Li no daba crédito a lo que estaba oyendo. Se giró a un lado y a otro y por fin comprendió. Mao Po entraba por la puerta completamente encolerizado, con un par de soldados de custodia.

—¡Esos son! —gritó—. ¡Han entrado en mi propiedad sin permiso!

***

—¿A Bruselas dices? ¿Quieres ir a Bruselas ahora?

Franz miró al teniente general Mora. Sabía de antemano que su petición le iba a sorprender. A juzgar por los movimientos que estaba haciendo el hombre para acomodarse en el sillón de su despacho, había acertado. Y eso que sólo le había contado la mitad del plan. Prefería ir dando pasitos cortos para no asustar tan rápidamente al militar.

Se alegraba de que por fin tuviera algo importante que decirle. Se había pasado las últimas dos semanas buscando el consejo del general. Ya era hora de que fuera al revés. Como había esperado, la reunión que había mantenido con su equipo había resultado todo un éxito. Todos habían hecho un magnífico trabajo, aportando ideas que podrían funcionar. Ahora era tiempo de ponerlas en práctica, pero para eso necesitaba de los recursos del ejército. Eran los únicos con plenos poderes operativos tras La Desconexión.

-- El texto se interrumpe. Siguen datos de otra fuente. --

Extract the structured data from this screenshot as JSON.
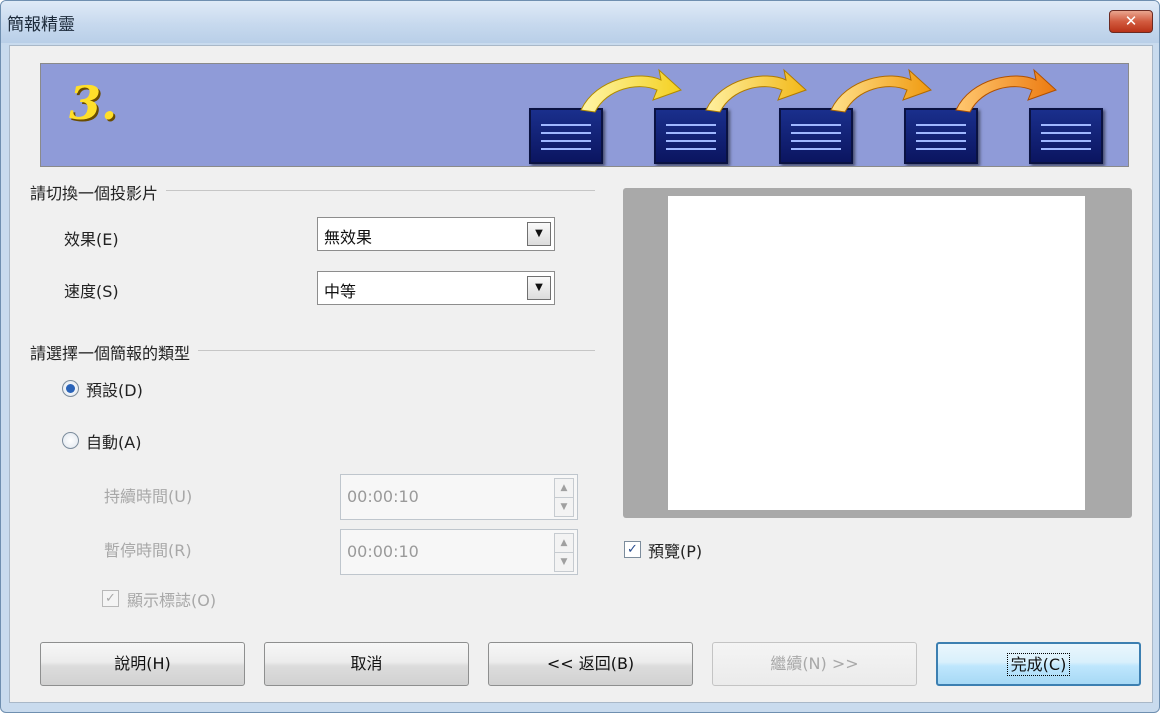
{
  "window": {
    "title": "簡報精靈",
    "close_icon": "close-icon"
  },
  "banner": {
    "step_number": "3."
  },
  "transition": {
    "group_label": "請切換一個投影片",
    "effect_label": "效果(E)",
    "effect_value": "無效果",
    "speed_label": "速度(S)",
    "speed_value": "中等"
  },
  "presentation_type": {
    "group_label": "請選擇一個簡報的類型",
    "default_label": "預設(D)",
    "default_checked": true,
    "auto_label": "自動(A)",
    "auto_checked": false,
    "duration_label": "持續時間(U)",
    "duration_value": "00:00:10",
    "pause_label": "暫停時間(R)",
    "pause_value": "00:00:10",
    "show_logo_label": "顯示標誌(O)",
    "show_logo_checked": true
  },
  "preview": {
    "label": "預覽(P)",
    "checked": true
  },
  "buttons": {
    "help": "說明(H)",
    "cancel": "取消",
    "back": "<< 返回(B)",
    "next": "繼續(N) >>",
    "finish": "完成(C)"
  }
}
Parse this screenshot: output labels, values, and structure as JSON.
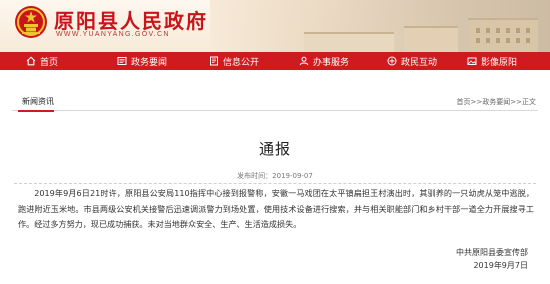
{
  "header": {
    "site_title": "原阳县人民政府",
    "site_url": "WWW.YUANYANG.GOV.CN",
    "brand_red": "#cf1a1f",
    "emblem_icon": "national-emblem-icon"
  },
  "nav": {
    "items": [
      {
        "label": "首页",
        "icon": "home-icon"
      },
      {
        "label": "政务要闻",
        "icon": "news-icon"
      },
      {
        "label": "信息公开",
        "icon": "info-icon"
      },
      {
        "label": "办事服务",
        "icon": "service-icon"
      },
      {
        "label": "政民互动",
        "icon": "interaction-icon"
      },
      {
        "label": "影像原阳",
        "icon": "image-icon"
      }
    ]
  },
  "breadcrumb": {
    "section": "新闻资讯",
    "path_home": "首页",
    "sep1": ">>",
    "path_section": "政务要闻",
    "sep2": ">>",
    "path_current": "正文"
  },
  "article": {
    "title": "通报",
    "date": "发布时间：2019-09-07",
    "body": "2019年9月6日21时许，原阳县公安局110指挥中心接到报警称，安徽一马戏团在太平镇扁担王村演出时，其驯养的一只幼虎从笼中逃脱，跑进附近玉米地。市县两级公安机关接警后迅速调派警力到场处置，使用技术设备进行搜索，并与相关职能部门和乡村干部一道全力开展搜寻工作。经过多方努力，现已成功捕获。未对当地群众安全、生产、生活造成损失。",
    "signer": "中共原阳县委宣传部",
    "sign_date": "2019年9月7日"
  }
}
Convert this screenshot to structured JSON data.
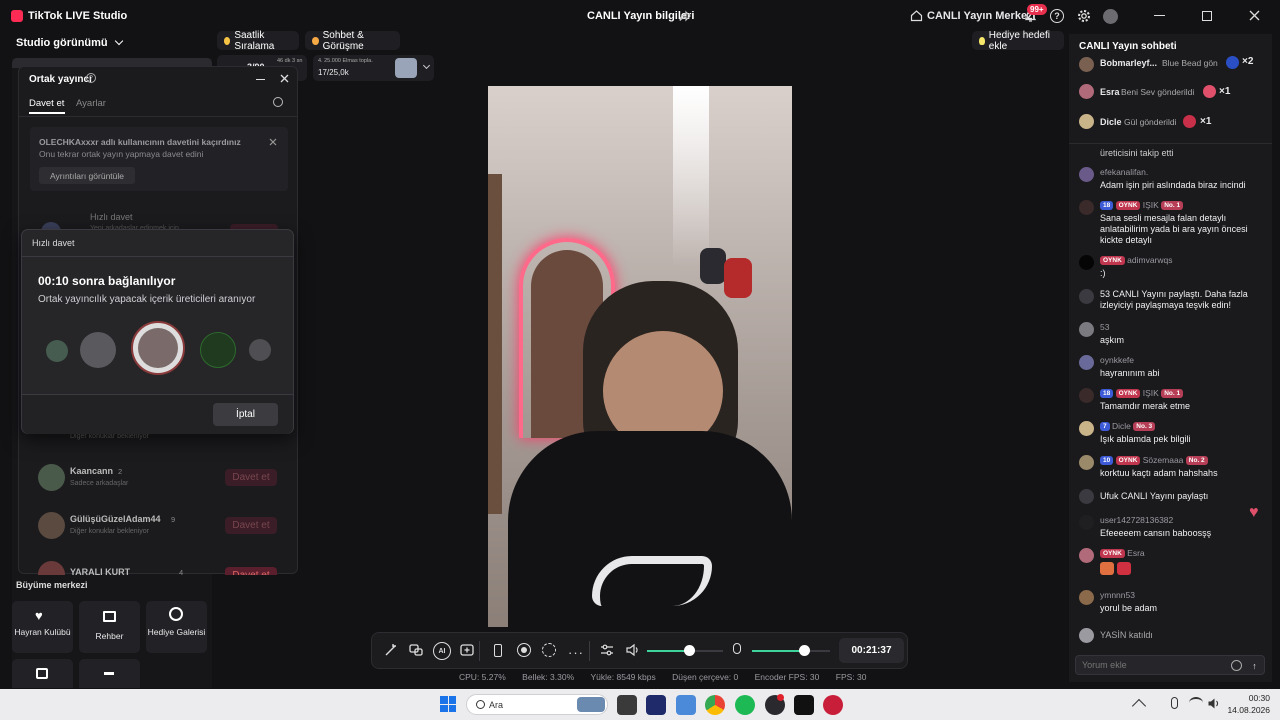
{
  "window": {
    "app_title": "TikTok LIVE Studio",
    "center_title": "CANLI Yayın bilgileri",
    "live_center": "CANLI Yayın Merkezi",
    "notif_count": "99+"
  },
  "toolbar": {
    "studio_view": "Studio görünümü",
    "hourly_rank": "Saatlik Sıralama",
    "chat_meet": "Sohbet & Görüşme",
    "gift_goal": "Hediye hedefi ekle",
    "rank_value": "3/90",
    "rank_sub": "46 dk 3 sn",
    "diamond_label": "4. 25.000 Elmas topla.",
    "diamond_progress": "17/25,0k"
  },
  "cohost": {
    "title": "Ortak yayıncı",
    "tabs": [
      "Davet et",
      "Ayarlar"
    ],
    "missed_title": "OLECHKAxxxr adlı kullanıcının davetini kaçırdınız",
    "missed_sub": "Onu tekrar ortak yayın yapmaya davet edini",
    "details_btn": "Ayrıntıları görüntüle",
    "quick_invite": "Hızlı davet",
    "quick_invite_sub": "Yeni arkadaşlar edinmek için",
    "waiting": "Diğer konuklar bekleniyor",
    "list": [
      {
        "name": "Kaancann",
        "count": "2",
        "sub": "Sadece arkadaşlar",
        "btn": "Davet et"
      },
      {
        "name": "GülüşüGüzelAdam44",
        "count": "9",
        "sub": "Diğer konuklar bekleniyor",
        "btn": "Davet et"
      },
      {
        "name": "YARALI KURT",
        "count": "4",
        "sub": "",
        "btn": "Davet et"
      }
    ]
  },
  "quick_dialog": {
    "header": "Hızlı davet",
    "countdown": "00:10 sonra bağlanılıyor",
    "searching": "Ortak yayıncılık yapacak içerik üreticileri aranıyor",
    "cancel": "İptal"
  },
  "growth": {
    "title": "Büyüme merkezi",
    "items": [
      "Hayran Kulübü",
      "Rehber",
      "Hediye Galerisi"
    ]
  },
  "controls": {
    "timer": "00:21:37"
  },
  "stats": {
    "cpu": "CPU: 5.27%",
    "mem": "Bellek: 3.30%",
    "upload": "Yükle: 8549 kbps",
    "dropped": "Düşen çerçeve: 0",
    "encoder": "Encoder FPS: 30",
    "fps": "FPS: 30"
  },
  "chat": {
    "title": "CANLI Yayın sohbeti",
    "gifts": [
      {
        "name": "Bobmarleyf...",
        "text": "Blue Bead gön",
        "mult": "×2"
      },
      {
        "name": "Esra",
        "text": "Beni Sev gönderildi",
        "mult": "×1"
      },
      {
        "name": "Dicle",
        "text": "Gül gönderildi",
        "mult": "×1"
      }
    ],
    "m0": "üreticisini takip etti",
    "m1n": "efekanalifan.",
    "m1": "Adam işin piri aslındada biraz incindi",
    "m2n": "IŞIK",
    "m2": "Sana sesli mesajla falan detaylı anlatabilirim yada bi ara yayın öncesi kickte detaylı",
    "m3n": "adimvarwqs",
    "m3": ":)",
    "m4": "53  CANLI Yayını paylaştı. Daha fazla izleyiciyi paylaşmaya teşvik edin!",
    "m5n": "53",
    "m5": "aşkım",
    "m6n": "oynkkefe",
    "m6": "hayranınım abi",
    "m7n": "IŞIK",
    "m7": "Tamamdır merak etme",
    "m8n": "Dicle",
    "m8": "Işık ablamda pek bilgili",
    "m9n": "Sözemaaa",
    "m9": "korktuu kaçtı adam hahshahs",
    "m10": "Ufuk  CANLI Yayını paylaştı",
    "m11n": "user142728136382",
    "m11": "Efeeeeem cansın baboosşş",
    "m12n": "Esra",
    "m13n": "ymnnn53",
    "m13": "yorul be adam",
    "m14": "YASİN  katıldı",
    "b_18": "18",
    "b_oynk": "OYNK",
    "b_no1": "No. 1",
    "b_7": "7",
    "b_no3": "No. 3",
    "b_10": "10",
    "b_no2": "No. 2",
    "input_placeholder": "Yorum ekle"
  },
  "taskbar": {
    "search": "Ara",
    "time": "00:30",
    "date": "14.08.2026"
  }
}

—No es que quiera general. Es que necesito ir a Bruselas. Allí debo hablar con mi superior, Peter Koch, el alto representante de la Unión Europea para asuntos exteriores y política de seguridad.

—¿Y puedo saber con qué fin o es alto secreto? —preguntó incrédulo Mora. Se volvió a revolver en el sillón, se le notaba incómodo con la conversación.

—Evidentemente que puede. Mi fin no es otro que coordinar con él la estrategia para el restablecimiento de las comunicaciones. Allí cuentan con los medios suficientes para ello.

Mora se quedó un momento en silencio. Incrédulo a lo que acababa de escuchar.

—Franz, no te sigo —respondió—. ¿De qué estrategia estás hablando?

—De la que nos permita comunicarnos de nuevo con nuestros aliados.

Mora se acomodó una vez más en su sillón. Cruzó las manos y se relajó.

—Ves, Franz. Ahora sí que has conseguido captar mi atención. ¿Y cómo pretendes exactamente realizar eso?

—Pues verá general, deje que le explique. La teoría es fácil, lo que me preocupa más es ponerla en práctica.

***

La pequeña cesta de mimbre estaba cargada hasta los topes. Dos kilos de patatas, uno de puerros, unos cuantos pimientos de color rojo intenso y un par de manojos grandes de hierbas aromáticas formaban un bodegón de aspecto más que apetecible. Salud en estado puro.